I crawled halfway to the other side before he dragged me back and out of the car. “You’re going inside.”
“No the fuck I’m not!”
“Yes, you are.” He picked me up and hoisted me over a shoulder while I twisted and kicked.
“No! I’m not fucking going inside! I hate this place, you can’t make me go in! This is involuntary and it’s fucking illegal!”
“This isn’t a three day hold, it’s one appointment. There’s nothing illegal about it.”
“How the fuck did you even make this appointment? You don’t have access to my medical…” The realization hit as he dropped me on my feet. “Did Ari do this?”
Rage took over as I realized it must’ve been her. She was the only relative with access to my medical care. She was the only person in the world I trusted enough to sign off on.
“Yeah. She made the appointment and asked me to take you. She knew you would fight and she’s not strong enough to drag you in here anymore.”
I knew exactly what he was talking about; every time I got depressed, she was the only person who could talk me into leaving the house.
And anytime I needed an intervention or urgent appointment, she had to fight me to go inside.

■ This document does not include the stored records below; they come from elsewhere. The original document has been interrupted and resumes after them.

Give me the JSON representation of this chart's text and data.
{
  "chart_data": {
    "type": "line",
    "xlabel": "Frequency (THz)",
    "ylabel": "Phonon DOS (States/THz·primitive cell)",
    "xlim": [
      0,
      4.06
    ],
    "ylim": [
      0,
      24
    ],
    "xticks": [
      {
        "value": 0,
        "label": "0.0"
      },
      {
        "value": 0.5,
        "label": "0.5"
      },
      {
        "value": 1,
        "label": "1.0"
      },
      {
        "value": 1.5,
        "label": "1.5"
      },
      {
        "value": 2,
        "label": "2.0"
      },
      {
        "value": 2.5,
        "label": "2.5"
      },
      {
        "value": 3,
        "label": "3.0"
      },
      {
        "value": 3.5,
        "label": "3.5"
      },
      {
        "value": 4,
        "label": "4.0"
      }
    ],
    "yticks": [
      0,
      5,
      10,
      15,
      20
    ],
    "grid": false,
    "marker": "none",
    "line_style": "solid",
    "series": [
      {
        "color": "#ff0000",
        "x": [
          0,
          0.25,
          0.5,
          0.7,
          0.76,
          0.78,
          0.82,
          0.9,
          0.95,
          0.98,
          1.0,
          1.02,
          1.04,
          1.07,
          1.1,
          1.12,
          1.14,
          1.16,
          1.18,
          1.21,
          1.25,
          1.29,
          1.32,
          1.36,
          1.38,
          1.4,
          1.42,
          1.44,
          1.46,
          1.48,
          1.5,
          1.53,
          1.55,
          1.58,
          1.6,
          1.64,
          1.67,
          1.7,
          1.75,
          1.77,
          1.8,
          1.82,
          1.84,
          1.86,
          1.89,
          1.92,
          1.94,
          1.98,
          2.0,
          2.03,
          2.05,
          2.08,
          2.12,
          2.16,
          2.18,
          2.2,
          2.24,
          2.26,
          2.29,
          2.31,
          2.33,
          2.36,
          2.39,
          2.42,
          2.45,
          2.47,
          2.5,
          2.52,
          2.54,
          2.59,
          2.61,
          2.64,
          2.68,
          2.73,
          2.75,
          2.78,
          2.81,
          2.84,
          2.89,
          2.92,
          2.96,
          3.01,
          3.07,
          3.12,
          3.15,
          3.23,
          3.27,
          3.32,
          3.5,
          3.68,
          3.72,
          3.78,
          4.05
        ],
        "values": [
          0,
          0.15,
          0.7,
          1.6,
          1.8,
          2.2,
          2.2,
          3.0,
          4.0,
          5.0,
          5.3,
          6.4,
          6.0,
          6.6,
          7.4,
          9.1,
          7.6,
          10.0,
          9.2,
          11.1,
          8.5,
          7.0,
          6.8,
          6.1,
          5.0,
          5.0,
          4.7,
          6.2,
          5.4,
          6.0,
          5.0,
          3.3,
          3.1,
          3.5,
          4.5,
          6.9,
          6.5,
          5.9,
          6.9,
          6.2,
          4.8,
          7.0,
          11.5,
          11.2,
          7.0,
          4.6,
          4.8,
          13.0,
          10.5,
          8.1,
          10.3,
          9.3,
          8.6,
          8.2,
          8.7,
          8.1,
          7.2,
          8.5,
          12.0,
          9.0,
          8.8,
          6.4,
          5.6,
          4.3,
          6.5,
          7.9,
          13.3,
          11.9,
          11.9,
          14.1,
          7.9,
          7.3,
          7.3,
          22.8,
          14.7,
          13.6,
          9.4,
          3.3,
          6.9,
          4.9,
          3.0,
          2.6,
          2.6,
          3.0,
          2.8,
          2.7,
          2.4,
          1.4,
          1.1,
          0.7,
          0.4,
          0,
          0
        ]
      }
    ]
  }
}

The only reason I ever went in willingly was because I didn’t wanna hurt her.
He was right, though. She wouldn’t be able to hold her own now that I was immortal.
“We’re not immortal.”
“I don’t wanna go in.” I was scared. I hated hospitals. Especially mental ones. This was a regular medical building and not an emergency one, but I’d spent enough time in psychiatric emergency care that the two felt interchangeable.
“We’re trying to help you.” He steered me toward the door.
I reluctantly let him. My fear and anger were turning to anxiety. I wanted to run away or curl up in a ball in my corner somewhere. Any corner away from this building.
I flinched as the automatic doors slid open. Dennis led me through the waiting room and to the short line. Dr. Kelsey was in Newark, meaning I’d be getting a new psychiatrist today. I’d never had a routine doctor in this town before.
I fidgeted while my stomach twisted in knots. There were too many people around. I couldn’t handle this. It felt like everything was pressing on me and all of them were staring and I didn’t like it.
“This is weird.” Dennis was the only one actually watching me. “I’ve never seen you this anxious before.”